Say your regular rate is $30/hour. An overtime hour pays $45 (time-and-a-half). The $15 premium is the deductible part — not the full $45. A quick rule of thumb: at 1.5×, the premium is about one-third of your total overtime pay.
What the deduction does — and doesn't — do
- Does: reduce your federal income tax on the premium, up to $12,500 (single) / $25,000 (joint), for 2025–2028.
- Doesn't: remove Social Security and Medicare (FICA) from your overtime, and doesn't touch the base hourly portion.
- Income limit: phases out by $100 per $1,000 of income above $150,000 (single) / $300,000 (joint).
- Eligibility: it's for federally-required (FLSA) overtime. If you're a salaried, exempt employee not paid time-and-a-half, you generally don't qualify.

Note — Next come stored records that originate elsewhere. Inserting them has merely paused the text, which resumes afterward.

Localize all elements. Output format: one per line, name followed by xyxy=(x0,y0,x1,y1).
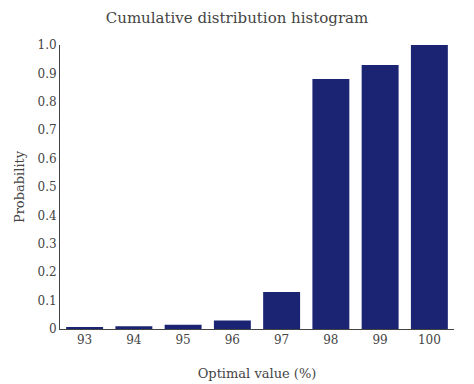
svg-text:0.3: 0.3 xyxy=(38,237,57,251)
svg-text:0.7: 0.7 xyxy=(38,123,57,137)
svg-text:98: 98 xyxy=(323,333,338,347)
svg-text:95: 95 xyxy=(175,333,190,347)
svg-text:100: 100 xyxy=(418,333,441,347)
svg-text:1.0: 1.0 xyxy=(38,38,57,52)
svg-text:0.5: 0.5 xyxy=(38,180,57,194)
svg-text:0.2: 0.2 xyxy=(38,265,57,279)
svg-text:0.4: 0.4 xyxy=(38,209,57,223)
svg-text:0: 0 xyxy=(49,322,57,336)
svg-text:Optimal value (%): Optimal value (%) xyxy=(198,366,317,381)
svg-text:99: 99 xyxy=(372,333,387,347)
svg-text:Cumulative distribution histog: Cumulative distribution histogram xyxy=(106,9,369,27)
svg-text:96: 96 xyxy=(225,333,240,347)
svg-text:0.9: 0.9 xyxy=(38,67,57,81)
svg-text:Probability: Probability xyxy=(12,150,27,223)
svg-text:97: 97 xyxy=(274,333,289,347)
svg-text:93: 93 xyxy=(77,333,92,347)
svg-text:0.6: 0.6 xyxy=(38,152,57,166)
svg-text:0.8: 0.8 xyxy=(38,95,57,109)
svg-text:94: 94 xyxy=(126,333,142,347)
svg-text:0.1: 0.1 xyxy=(38,294,57,308)
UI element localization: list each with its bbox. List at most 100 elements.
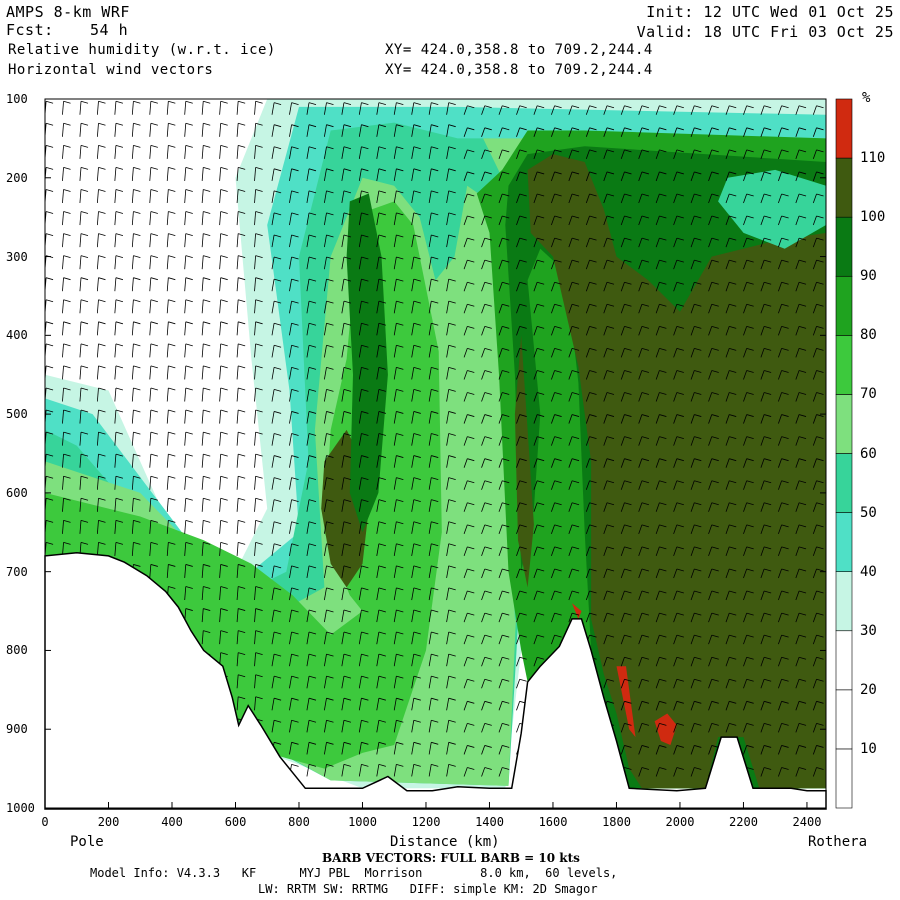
- wind-barb: [323, 212, 334, 226]
- wind-barb: [812, 303, 824, 314]
- terrain-mask: [44, 552, 827, 810]
- wind-barb: [708, 700, 719, 711]
- wind-barb: [341, 234, 352, 248]
- wind-barb: [219, 365, 228, 380]
- wind-barb: [638, 458, 650, 468]
- wind-barb: [114, 519, 124, 534]
- wind-barb: [638, 590, 650, 601]
- wind-barb: [428, 741, 439, 755]
- wind-barb: [690, 678, 702, 689]
- wind-barb: [708, 105, 719, 115]
- wind-barb: [323, 587, 334, 601]
- wind-barb: [551, 370, 562, 380]
- wind-barb: [743, 436, 754, 446]
- x-tick-label: 1400: [475, 815, 504, 829]
- wind-barb: [323, 278, 334, 292]
- wind-barb: [411, 102, 421, 115]
- wind-barb: [114, 100, 124, 115]
- wind-barb: [498, 325, 510, 336]
- wind-barb: [166, 255, 176, 270]
- model-title: AMPS 8-km WRF: [6, 3, 130, 21]
- wind-barb: [254, 652, 263, 667]
- humidity-fill-layers: [45, 99, 826, 808]
- wind-barb: [289, 719, 299, 733]
- wind-barb: [725, 480, 737, 490]
- wind-barb: [568, 303, 580, 314]
- wind-barb: [236, 233, 246, 248]
- wind-barb: [673, 237, 684, 248]
- wind-barb: [551, 303, 562, 314]
- wind-barb: [184, 343, 193, 358]
- wind-barb: [516, 524, 527, 534]
- wind-barb: [446, 212, 456, 226]
- wind-barb: [760, 458, 772, 468]
- wind-barb: [603, 149, 615, 160]
- wind-barb: [184, 299, 193, 314]
- wind-barb: [463, 127, 475, 137]
- wind-barb: [358, 697, 369, 711]
- wind-barb: [306, 168, 317, 181]
- wind-barb: [376, 763, 386, 777]
- wind-barb: [481, 171, 492, 182]
- field-name-2: Horizontal wind vectors: [8, 62, 214, 78]
- wind-barb: [114, 144, 124, 159]
- wind-barb: [463, 392, 475, 402]
- wind-barb: [690, 127, 702, 137]
- colorbar: [835, 98, 853, 809]
- wind-barb: [743, 193, 754, 204]
- wind-barb: [638, 193, 650, 204]
- wind-barb: [725, 656, 737, 667]
- wind-barb: [376, 499, 386, 512]
- wind-barb: [219, 122, 228, 137]
- wind-barb: [585, 215, 597, 226]
- colorbar-swatch: [835, 216, 853, 277]
- wind-barb: [760, 634, 772, 645]
- x-tick-label: 800: [288, 815, 310, 829]
- y-tick-label: 100: [6, 92, 28, 106]
- wind-barb: [655, 193, 667, 204]
- wind-barb: [114, 255, 124, 270]
- wind-barb: [376, 190, 386, 204]
- wind-barb: [673, 480, 684, 490]
- wind-barb: [114, 321, 124, 336]
- wind-barb: [306, 521, 317, 534]
- wind-barb: [516, 303, 527, 314]
- wind-barb: [201, 519, 211, 534]
- wind-barb: [201, 365, 211, 380]
- wind-barb: [62, 387, 71, 402]
- wind-barb: [201, 608, 211, 623]
- wind-barb: [533, 281, 545, 292]
- wind-barb: [725, 303, 737, 314]
- wind-barb: [638, 149, 650, 160]
- wind-barb: [446, 146, 456, 159]
- wind-barb: [551, 237, 562, 248]
- wind-barb: [708, 303, 719, 314]
- wind-barb: [551, 590, 562, 601]
- wind-barb: [533, 436, 545, 446]
- wind-barb: [166, 233, 176, 248]
- wind-barb: [795, 480, 807, 490]
- wind-barb: [149, 497, 158, 512]
- wind-barb: [673, 436, 684, 446]
- wind-barb: [743, 325, 754, 336]
- wind-barb: [463, 281, 475, 292]
- wind-barb: [149, 431, 158, 446]
- wind-barb: [655, 436, 667, 446]
- wind-barb: [289, 190, 299, 204]
- wind-barb: [323, 499, 334, 512]
- wind-barb: [79, 277, 89, 292]
- wind-barb: [166, 564, 176, 579]
- wind-barb: [79, 144, 89, 159]
- wind-barb: [568, 259, 580, 270]
- wind-barb: [96, 519, 106, 534]
- wind-barb: [254, 144, 263, 159]
- wind-barb: [463, 480, 475, 490]
- wind-barb: [463, 678, 475, 689]
- wind-barb: [812, 259, 824, 270]
- wind-barb: [795, 546, 807, 557]
- wind-barb: [358, 300, 369, 314]
- barb-note: BARB VECTORS: FULL BARB = 10 kts: [322, 851, 580, 865]
- colorbar-label: 60: [860, 445, 877, 462]
- wind-barb: [638, 392, 650, 402]
- colorbar-label: 20: [860, 681, 877, 698]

How much will you actually save?
Your savings is the deductible premium times your tax rate. Example: a worker with a $4,000 overtime premium in the 12% bracket saves about $480; a higher earner with a $10,000 premium in the 22% bracket saves about $2,200. The exact figure depends on your bracket and the phase-out — our free overtime calculator works it out for you.
FAQ
Is overtime tax-free in 2026?
No — only the overtime premium is deductible from federal income tax, up to the cap. FICA still applies and the base portion isn't deductible.
How much can I deduct?
The premium only — about one-third of your total OT pay at 1.5× — up to $12,500 (single) / $25,000 (joint).
Do salaried workers qualify?
Generally no — the deduction covers federally-required (FLSA) overtime, which mostly applies to hourly, non-exempt workers.
Disclaimer: Educational, not tax advice. Based on IRC §225 and IRS guidance as of June 2026. FedCalc is independent and not affiliated with the U.S. government or IRS.